Although it has a very definite, and very noticeable, bias, as evidenced by the title of the book itself. (Note, that I didn’t finish it.)

The problem is how – and why - they succeeded in piggybacking! :wink:

Do you start with the pig at the bottom, the pig in the middle or the pig at the top?

Or the Creator of all three? I suggest the latter…

And then the question arises: “Why three rather than one or more?” :wink:

This topic is pretty confusing for me, but, having said that, what is everyone’s opinion of this? Accurate? No? mindoverbrain.com/understandingthemind.php

I suspect that if we understood the brain as well as, say, the motions of planets, we would find ourselves in a similar situation to Laplace. If it were noted “you have written this large book on the system of the -]universe/-] brain, and have never even mentioned its -]Creator/-] mind.” We would very likely find that we had “no need of that hypothesis.”

Doesn’t the vast majority of neurologists and scientists insist that the mind and brain are the same?

I have M.S. and next week I’ll have to go in for another MRI. I doubt my neurologist would claim that anything found this time around doesn’t affect brain function.
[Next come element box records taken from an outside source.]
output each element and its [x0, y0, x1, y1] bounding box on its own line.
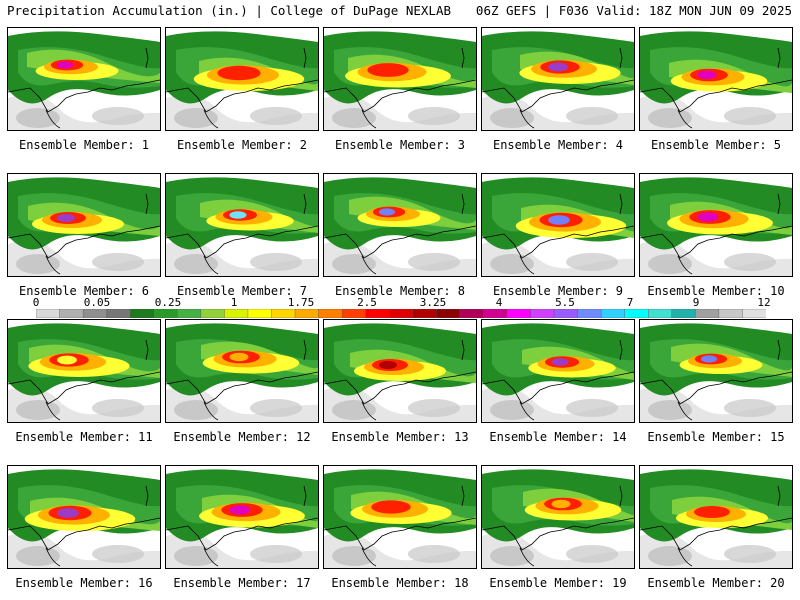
- colorbar-swatch: [59, 309, 84, 318]
- ensemble-member-map[interactable]: [7, 465, 161, 569]
- colorbar: [36, 309, 766, 318]
- colorbar-swatch: [412, 309, 437, 318]
- colorbar-tick-label: 2.5: [357, 296, 377, 309]
- colorbar-swatch: [294, 309, 320, 318]
- ensemble-member-label: Ensemble Member: 5: [650, 138, 782, 152]
- colorbar-swatch: [200, 309, 225, 318]
- ensemble-member-label: Ensemble Member: 18: [331, 576, 469, 590]
- ensemble-member-map[interactable]: [7, 173, 161, 277]
- colorbar-swatch: [671, 309, 696, 318]
- ensemble-member-map[interactable]: [481, 173, 635, 277]
- ensemble-member-map[interactable]: [481, 27, 635, 131]
- colorbar-swatch: [318, 309, 343, 318]
- colorbar-tick-label: 0.05: [83, 296, 111, 309]
- ensemble-member-map[interactable]: [639, 27, 793, 131]
- colorbar-swatch: [553, 309, 579, 318]
- ensemble-member-label: Ensemble Member: 4: [492, 138, 624, 152]
- ensemble-member-map[interactable]: [639, 319, 793, 423]
- ensemble-member-map[interactable]: [323, 465, 477, 569]
- ensemble-member-label: Ensemble Member: 9: [492, 284, 624, 298]
- ensemble-member-label: Ensemble Member: 16: [15, 576, 153, 590]
- colorbar-swatch: [129, 309, 155, 318]
- colorbar-swatch: [483, 309, 508, 318]
- colorbar-swatch: [695, 309, 720, 318]
- colorbar-swatch: [436, 309, 461, 318]
- page-title: Precipitation Accumulation (in.) | Colle…: [7, 3, 452, 18]
- colorbar-tick-label: 9: [692, 296, 700, 309]
- colorbar-swatch: [459, 309, 484, 318]
- ensemble-member-map[interactable]: [639, 465, 793, 569]
- ensemble-member-label: Ensemble Member: 2: [176, 138, 308, 152]
- ensemble-member-label: Ensemble Member: 10: [647, 284, 785, 298]
- ensemble-member-map[interactable]: [323, 27, 477, 131]
- colorbar-swatch: [506, 309, 532, 318]
- ensemble-member-label: Ensemble Member: 3: [334, 138, 466, 152]
- colorbar-swatch: [530, 309, 555, 318]
- colorbar-tick-label: 3.25: [419, 296, 447, 309]
- ensemble-member-map[interactable]: [165, 465, 319, 569]
- ensemble-member-map[interactable]: [7, 27, 161, 131]
- colorbar-swatch: [177, 309, 202, 318]
- ensemble-member-label: Ensemble Member: 19: [489, 576, 627, 590]
- ensemble-member-label: Ensemble Member: 12: [173, 430, 311, 444]
- colorbar-swatch: [341, 309, 367, 318]
- ensemble-member-label: Ensemble Member: 6: [18, 284, 150, 298]
- ensemble-member-label: Ensemble Member: 1: [18, 138, 150, 152]
- ensemble-member-map[interactable]: [481, 465, 635, 569]
- colorbar-swatch: [36, 309, 61, 318]
- colorbar-scale: 0 0.05 0.25 1 1.75 2.5 3.25 4 5.5 7 9 12: [0, 296, 800, 320]
- run-info: 06Z GEFS | F036 Valid: 18Z MON JUN 09 20…: [475, 3, 792, 18]
- colorbar-tick-label: 1.75: [287, 296, 315, 309]
- ensemble-member-label: Ensemble Member: 11: [15, 430, 153, 444]
- colorbar-swatch: [718, 309, 743, 318]
- ensemble-member-label: Ensemble Member: 7: [176, 284, 308, 298]
- ensemble-member-map[interactable]: [7, 319, 161, 423]
- ensemble-member-label: Ensemble Member: 13: [331, 430, 469, 444]
- colorbar-swatch: [648, 309, 673, 318]
- colorbar-swatch: [624, 309, 649, 318]
- ensemble-member-label: Ensemble Member: 17: [173, 576, 311, 590]
- colorbar-tick-label: 1: [230, 296, 238, 309]
- ensemble-member-label: Ensemble Member: 20: [647, 576, 785, 590]
- colorbar-tick-label: 0: [32, 296, 40, 309]
- colorbar-swatch: [600, 309, 626, 318]
- ensemble-member-map[interactable]: [323, 319, 477, 423]
- colorbar-tick-label: 0.25: [154, 296, 182, 309]
- colorbar-tick-label: 12: [757, 296, 771, 309]
- colorbar-swatch: [365, 309, 390, 318]
- ensemble-member-label: Ensemble Member: 8: [334, 284, 466, 298]
- ensemble-member-map[interactable]: [165, 27, 319, 131]
- ensemble-member-map[interactable]: [165, 319, 319, 423]
- colorbar-swatch: [106, 309, 131, 318]
- ensemble-member-map[interactable]: [639, 173, 793, 277]
- ensemble-member-label: Ensemble Member: 14: [489, 430, 627, 444]
- colorbar-swatch: [271, 309, 296, 318]
- colorbar-swatch: [389, 309, 414, 318]
- ensemble-member-label: Ensemble Member: 15: [647, 430, 785, 444]
- colorbar-swatch: [224, 309, 249, 318]
- colorbar-tick-label: 4: [495, 296, 503, 309]
- ensemble-member-map[interactable]: [323, 173, 477, 277]
- colorbar-tick-label: 7: [626, 296, 634, 309]
- colorbar-swatch: [247, 309, 272, 318]
- ensemble-member-map[interactable]: [165, 173, 319, 277]
- colorbar-swatch: [742, 309, 766, 318]
- colorbar-swatch: [577, 309, 602, 318]
- colorbar-tick-label: 5.5: [555, 296, 575, 309]
- colorbar-swatch: [153, 309, 178, 318]
- ensemble-member-map[interactable]: [481, 319, 635, 423]
- colorbar-swatch: [82, 309, 108, 318]
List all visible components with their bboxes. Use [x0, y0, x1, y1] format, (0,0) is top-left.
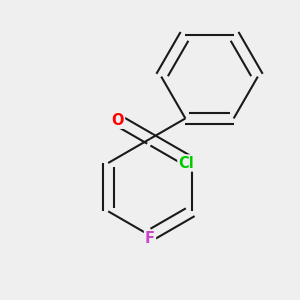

I mean, the brain is where all action and the ability to think comes from, right?

Anyone?

Of course it is.

But the “mind” is not a synonym for the brain. The second is physical, the first is not.

ICXC NIKA

Modern medicine treats not only the symptoms but the person as a whole. Very often physical illness is related to psychological problems which may not be the sole cause but are a contributing factor. I know one man who died because he was convinced he had cancer of the stomach which didn’t exist!

The action and the ability to think come from the mind which controls the brain.

Wow; if the cancer did not exist, how could it kill him?

When it comes to raw aliveness, our bodies are often wiser than our minds.

ICXC NIKA

His obsession killed him within a few months because he convinced himself he was going to die and neglected himself.

This occurred in a psychiatric hospital where I discovered (not as a patient!) that anyone can have a “mental breakdown” when subjected to sufficient stress. The power of negative thinking can be as destructive as positive thinking is creative. The role of the mind is seriously neglected in our materialistic society.